Overtly participatory works succeed aesthetically but are less challenging than those that evoke public engagement. For example, Manuel Saiz’s Public Display of Affection (2007–14), an interactive video installation that invites visitors to reenact the romantic climactic moment of many movies, is entertaining but lacks depth. Two video installations in which mundane circumstances become unsettling are more thought-provoking, reflecting the social isolation of the modern metropolis. In Meiro Koizumi’s Theatre Dreams of a Beautiful Afternoon (2010–11), a man on Tokyo’s metro becomes increasingly agitated until he falls on the floor screaming and sobbing, while fellow passengers remain passive and disengaged. In Cao Fei’s Haze and Fog (2013) city dwellers’ daily routines are interrupted by moments of levity and joy — a woman dancing in a grocery aisle, a bag of watermelon-like balls cascading across a hallway — before the characters morph into blood-splattered zombies.
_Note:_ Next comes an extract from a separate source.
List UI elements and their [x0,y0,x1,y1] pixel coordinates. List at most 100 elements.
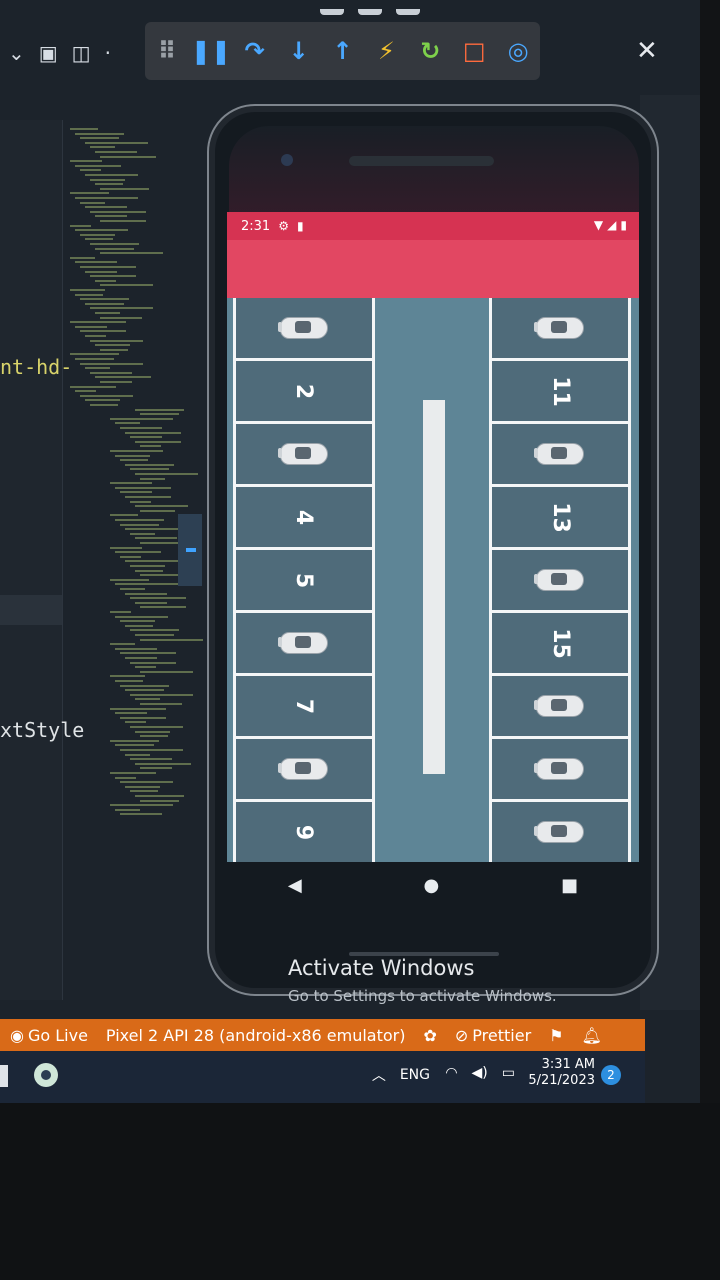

Several works veer into political territory, focusing on the difficulties facing laborers in China. Huang Po-Chih’s Production Line – Made in China, a temporary shirt factory accompanied by worker testimonials, draws attention to low-wage laborers in Shenzhen and Taiwan. In Li Jinghu’s Sea Breeze (2014), hundreds of stainless-steel vessels filled with water blanket the floor, referencing the yearning for the ocean experienced by migrant workers, who move to coastal areas of China in search of a better life.
From lighthearted videos to sobering installations, the ambitious works in the Shenzhen Biennale prove that a desire to engage with others continues to resonate, and sometimes an understated level of participation is most effective.